Le prix de l'essence plus sensible à la hausse qu'à la baisse ?

Par , le 16 avril 2003 à 19h47 , mis à jour le 17 avril 2003 à 11h53

L'idée commune veut que lorsque le prix du pétrole augmente, les consommateurs en ressentent immédiatement les effets à la pompe et moins quand il baisse.
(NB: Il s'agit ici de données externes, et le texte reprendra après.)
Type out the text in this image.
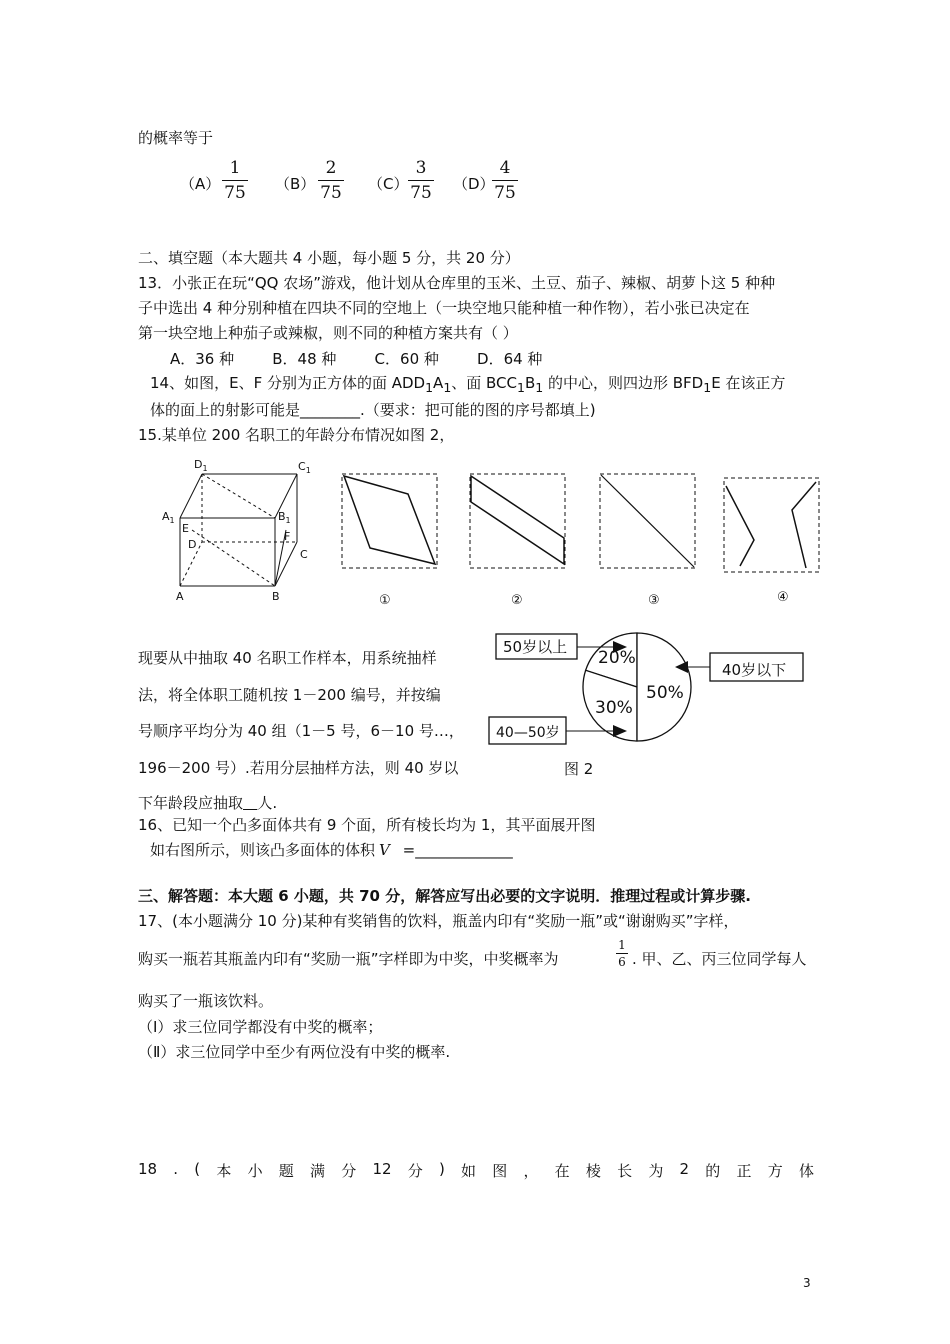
的概率等于
（A）
1
75 （B）
2
75 （C）
3
75 （D）
4
75
二、填空题（本大题共 4 小题，每小题 5 分，共 20 分）
13．小张正在玩“QQ 农场”游戏，他计划从仓库里的玉米、土豆、茄子、辣椒、胡萝卜这 5 种种
子中选出 4 种分别种植在四块不同的空地上（一块空地只能种植一种作物），若小张已决定在
第一块空地上种茄子或辣椒，则不同的种植方案共有（ ）
A．36 种        B．48 种        C．60 种        D．64 种
14、如图，E、F 分别为正方体的面 $ADD_1A_1$、面 $BCC_1B_1$ 的中心，则四边形 $BFD_1E$ 在该正方
体的面上的射影可能是________.（要求：把可能的图的序号都填上)
15.某单位 200 名职工的年龄分布情况如图 2，
$D_1$	$C_1$
$A_1$	$B_1$
E
D
F
C
A	B	①	②	③	④
现要从中抽取 40 名职工作样本，用系统抽样
法，将全体职工随机按 1－200 编号，并按编
号顺序平均分为 40 组（1－5 号，6－10 号…，
196－200 号）.若用分层抽样方法，则 40 岁以
下年龄段应抽取 人.
50岁以上
40—50岁
40岁以下
20%
30%
50%
图 2
16、已知一个凸多面体共有 9 个面，所有棱长均为 1，其平面展开图
如右图所示，则该凸多面体的体积 V =_____________
三、解答题：本大题 6 小题，共 70 分，解答应写出必要的文字说明．推理过程或计算步骤.
17、(本小题满分 10 分)某种有奖销售的饮料，瓶盖内印有“奖励一瓶”或“谢谢购买”字样，
购买一瓶若其瓶盖内印有“奖励一瓶”字样即为中奖，中奖概率为
1
6 . 甲、乙、丙三位同学每人
购买了一瓶该饮料。
（Ⅰ）求三位同学都没有中奖的概率；
（Ⅱ）求三位同学中至少有两位没有中奖的概率.
18 . ( 本 小 题 满 分 12 分 ) 如 图 ， 在 棱 长 为 2 的 正 方 体
3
Mais rien n'explique une telle distorsion.

pompes essence © INTERNE

L'essence, ça augmente mais ça ne baisse jamais ! C'est bien connu, si l'industrie pétrolière est prompte à rapidement répercuter les hausses de prix du baril, elle est bien moins empressée de le faire quand le fameux baril baisse. Cliché ? Conversation de comptoir ? L'Insee publie aujourd'hui dans sa revue Economie et Statistiques une étude intitulée "Le Prix des carburants est plus sensible à une hausse qu'à une baisse du brut".

Selon les auteurs qui ont observé les prix du gazole, du super et du fioul domestique de 1989 à 2000, il existe bien une asymétrie entre les hausses et les baisses du prix du brut, c'est-à-dire le prix du pétrole avant d'être acheté par les raffineurs, et les prix à la pompe. "Les prix que paient les consommateurs réagissent plus vite à une hausse qu'à une baisse", confirme Nicolas Riedinger, l'un des auteurs de l'étude. Mais les économistes de l'Insee se contentent d'observer l'écart et ne se risquent pas à l'expliquer. Tout juste tentent-ils deux hypothèses : la première serait que même si le prix du brut baisse, les coûts induits par les déstockages se répercuteraient dans les prix à la pompe, atténuant la première baisse. Explication un peu compliquée… et guère suivie par les experts du secteur.

La concurrence des supermarchés

La seconde explication serait que "confronté à une hausse de ses coûts, aucun distributeur, compte tenu de la faiblesse de ses marges, ne peut maintenir durablement son prix inchangé", quelle que soit l'attitude de ses concurrents, écrit l'Insee. "En revanche, face à une baisse des coûts, la décision des distributeurs de réduire leurs prix est tributaire de considérations stratégiques". De là à dire qu'il y a un peu de mauvaise foi de la part des distributeurs…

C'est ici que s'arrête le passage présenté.